The point is that even when he was angry, shouting, slamming his fist on his desk. Or when he was crying and cursing, it was all okay, because it was daddy.
As I grew older, after dad’s death and in thinking about what I wanted out of relationships, I reflected on some of my dad’s behavior and wondered, why on earth did mom marry him? But mom often said, “He wasn’t like that before the war.” We’d probably call it post traumatic stress disorder now. We didn’t then, because that wouldn’t have worked with his job. He wouldn’t have had the job probably, and that wouldn’t work for the family.
My mom described dad of early marriage as charismatic and charming. He had a way with words, a way with people. And in good moments, that is precisely what I saw. Intelligent, witty, passionate about history, going out of his way to make me and my friends feel special and wonderful.
But then there were dark moments.
Mom made the mistake of purchasing a Jane Fonda workout tape. And I received my first history lesson about “Hanoi Jane.” It ended with my dad, in tears, “and she just sat in that weapon, smiling and waving. But people died. So many people dying.”
My dad also shared fun stories of comradery from his Vietnam days. Sharing music with folks. And antics in the barracks. But then he’d see a POW-MIA bumper sticker, or a movie like “Platoon” would come out, or there would be mention of war protesters. The tears. The sobbing. The anguished look. The anger. I never fully learned what horrors my father experienced over there, but there was no mistaking the scarring.

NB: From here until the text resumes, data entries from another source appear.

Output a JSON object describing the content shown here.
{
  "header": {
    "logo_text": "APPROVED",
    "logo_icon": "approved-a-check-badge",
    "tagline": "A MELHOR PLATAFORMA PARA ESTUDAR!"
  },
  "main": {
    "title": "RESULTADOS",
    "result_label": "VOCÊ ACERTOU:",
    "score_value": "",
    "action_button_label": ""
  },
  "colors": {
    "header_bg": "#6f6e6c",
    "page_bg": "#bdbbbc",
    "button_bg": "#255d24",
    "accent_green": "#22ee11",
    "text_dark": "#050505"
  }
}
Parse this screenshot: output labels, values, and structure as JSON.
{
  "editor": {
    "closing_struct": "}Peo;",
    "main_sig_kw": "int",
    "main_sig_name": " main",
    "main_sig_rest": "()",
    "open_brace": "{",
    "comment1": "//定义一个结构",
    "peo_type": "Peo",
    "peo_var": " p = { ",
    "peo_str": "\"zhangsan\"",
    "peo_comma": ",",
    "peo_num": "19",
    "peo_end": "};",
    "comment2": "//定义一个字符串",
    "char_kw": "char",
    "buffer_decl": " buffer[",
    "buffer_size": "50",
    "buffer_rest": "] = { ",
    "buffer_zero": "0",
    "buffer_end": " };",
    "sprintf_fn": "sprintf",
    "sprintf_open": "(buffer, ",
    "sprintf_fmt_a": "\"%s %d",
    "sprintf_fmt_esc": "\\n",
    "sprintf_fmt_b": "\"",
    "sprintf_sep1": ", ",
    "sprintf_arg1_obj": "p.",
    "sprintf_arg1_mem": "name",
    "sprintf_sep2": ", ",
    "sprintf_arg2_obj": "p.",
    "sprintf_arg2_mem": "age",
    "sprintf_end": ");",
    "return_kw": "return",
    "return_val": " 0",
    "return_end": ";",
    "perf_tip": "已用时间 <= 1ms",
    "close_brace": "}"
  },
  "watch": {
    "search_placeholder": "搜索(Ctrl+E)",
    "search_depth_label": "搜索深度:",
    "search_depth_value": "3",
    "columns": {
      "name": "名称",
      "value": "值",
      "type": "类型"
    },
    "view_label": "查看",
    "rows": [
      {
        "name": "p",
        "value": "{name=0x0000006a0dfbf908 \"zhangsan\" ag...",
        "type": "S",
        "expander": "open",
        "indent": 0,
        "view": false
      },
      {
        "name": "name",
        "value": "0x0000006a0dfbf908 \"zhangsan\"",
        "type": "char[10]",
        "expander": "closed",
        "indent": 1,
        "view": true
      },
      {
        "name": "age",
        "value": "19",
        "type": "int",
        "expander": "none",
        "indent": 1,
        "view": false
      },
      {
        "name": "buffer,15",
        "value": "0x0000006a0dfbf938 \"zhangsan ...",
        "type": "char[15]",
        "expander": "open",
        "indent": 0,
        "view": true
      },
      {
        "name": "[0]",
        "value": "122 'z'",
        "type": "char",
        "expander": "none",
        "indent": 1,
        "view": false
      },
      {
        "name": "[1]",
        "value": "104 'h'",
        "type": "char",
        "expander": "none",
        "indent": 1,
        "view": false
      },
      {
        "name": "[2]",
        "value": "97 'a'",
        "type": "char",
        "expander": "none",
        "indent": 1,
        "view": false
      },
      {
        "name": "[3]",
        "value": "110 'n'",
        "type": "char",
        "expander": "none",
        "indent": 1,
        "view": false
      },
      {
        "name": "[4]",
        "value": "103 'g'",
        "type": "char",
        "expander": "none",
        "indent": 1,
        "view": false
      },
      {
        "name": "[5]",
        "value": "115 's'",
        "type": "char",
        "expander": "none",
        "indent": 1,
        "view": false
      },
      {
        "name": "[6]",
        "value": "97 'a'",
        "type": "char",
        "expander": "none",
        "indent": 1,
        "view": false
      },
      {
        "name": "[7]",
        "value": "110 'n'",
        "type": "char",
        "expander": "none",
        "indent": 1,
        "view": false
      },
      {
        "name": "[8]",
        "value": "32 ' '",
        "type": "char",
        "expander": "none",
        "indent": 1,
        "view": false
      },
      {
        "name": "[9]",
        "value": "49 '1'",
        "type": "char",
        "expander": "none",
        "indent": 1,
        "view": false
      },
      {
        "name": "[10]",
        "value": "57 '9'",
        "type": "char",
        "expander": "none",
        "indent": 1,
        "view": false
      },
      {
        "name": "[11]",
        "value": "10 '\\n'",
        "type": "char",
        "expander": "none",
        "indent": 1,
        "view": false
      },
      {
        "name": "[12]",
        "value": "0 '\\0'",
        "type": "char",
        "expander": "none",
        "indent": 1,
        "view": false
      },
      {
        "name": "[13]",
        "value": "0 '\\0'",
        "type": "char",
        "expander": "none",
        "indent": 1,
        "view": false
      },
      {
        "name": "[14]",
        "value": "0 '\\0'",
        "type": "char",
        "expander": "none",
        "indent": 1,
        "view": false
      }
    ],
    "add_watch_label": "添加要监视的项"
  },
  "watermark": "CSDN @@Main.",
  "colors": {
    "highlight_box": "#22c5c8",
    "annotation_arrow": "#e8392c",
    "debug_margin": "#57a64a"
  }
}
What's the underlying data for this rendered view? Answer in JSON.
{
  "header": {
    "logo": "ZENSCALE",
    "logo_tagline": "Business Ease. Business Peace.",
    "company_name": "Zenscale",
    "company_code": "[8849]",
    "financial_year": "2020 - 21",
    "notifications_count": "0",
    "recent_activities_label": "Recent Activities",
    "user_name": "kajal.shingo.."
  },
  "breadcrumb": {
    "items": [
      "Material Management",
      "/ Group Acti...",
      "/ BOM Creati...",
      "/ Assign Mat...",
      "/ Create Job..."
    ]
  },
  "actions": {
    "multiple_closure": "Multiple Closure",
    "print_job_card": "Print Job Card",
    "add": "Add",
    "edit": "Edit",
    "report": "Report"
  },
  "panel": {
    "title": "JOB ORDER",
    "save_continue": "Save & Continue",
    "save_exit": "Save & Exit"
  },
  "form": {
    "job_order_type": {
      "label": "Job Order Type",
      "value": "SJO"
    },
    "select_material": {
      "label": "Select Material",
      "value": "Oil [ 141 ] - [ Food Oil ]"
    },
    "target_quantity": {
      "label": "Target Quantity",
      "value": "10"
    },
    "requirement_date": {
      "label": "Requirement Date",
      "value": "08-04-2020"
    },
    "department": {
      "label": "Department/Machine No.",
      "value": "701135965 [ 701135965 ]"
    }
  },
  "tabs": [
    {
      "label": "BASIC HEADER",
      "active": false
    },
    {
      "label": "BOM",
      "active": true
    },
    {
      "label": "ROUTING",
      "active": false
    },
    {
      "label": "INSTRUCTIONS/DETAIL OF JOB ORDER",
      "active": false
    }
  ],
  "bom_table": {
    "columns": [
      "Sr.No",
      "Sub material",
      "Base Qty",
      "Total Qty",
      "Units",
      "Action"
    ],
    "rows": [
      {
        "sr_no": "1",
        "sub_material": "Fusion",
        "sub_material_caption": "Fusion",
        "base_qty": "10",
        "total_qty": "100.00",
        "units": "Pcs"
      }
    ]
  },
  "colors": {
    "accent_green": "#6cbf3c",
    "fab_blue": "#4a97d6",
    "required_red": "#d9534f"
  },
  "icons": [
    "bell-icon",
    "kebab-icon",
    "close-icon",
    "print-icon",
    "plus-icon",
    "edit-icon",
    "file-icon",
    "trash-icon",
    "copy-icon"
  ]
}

So Memorial Day for me isn’t simply about the loss of life, but also about the loss experienced by those who keep living through it. What part of my dad did I never get to know because it was maimed or destroyed by the horrors he lived through? What sacrifices do our soldiers make deep in the essence of their being?
I remember and honor those sacrifices, I wonder why, and I pray to see an end for the need to make those sacrifices.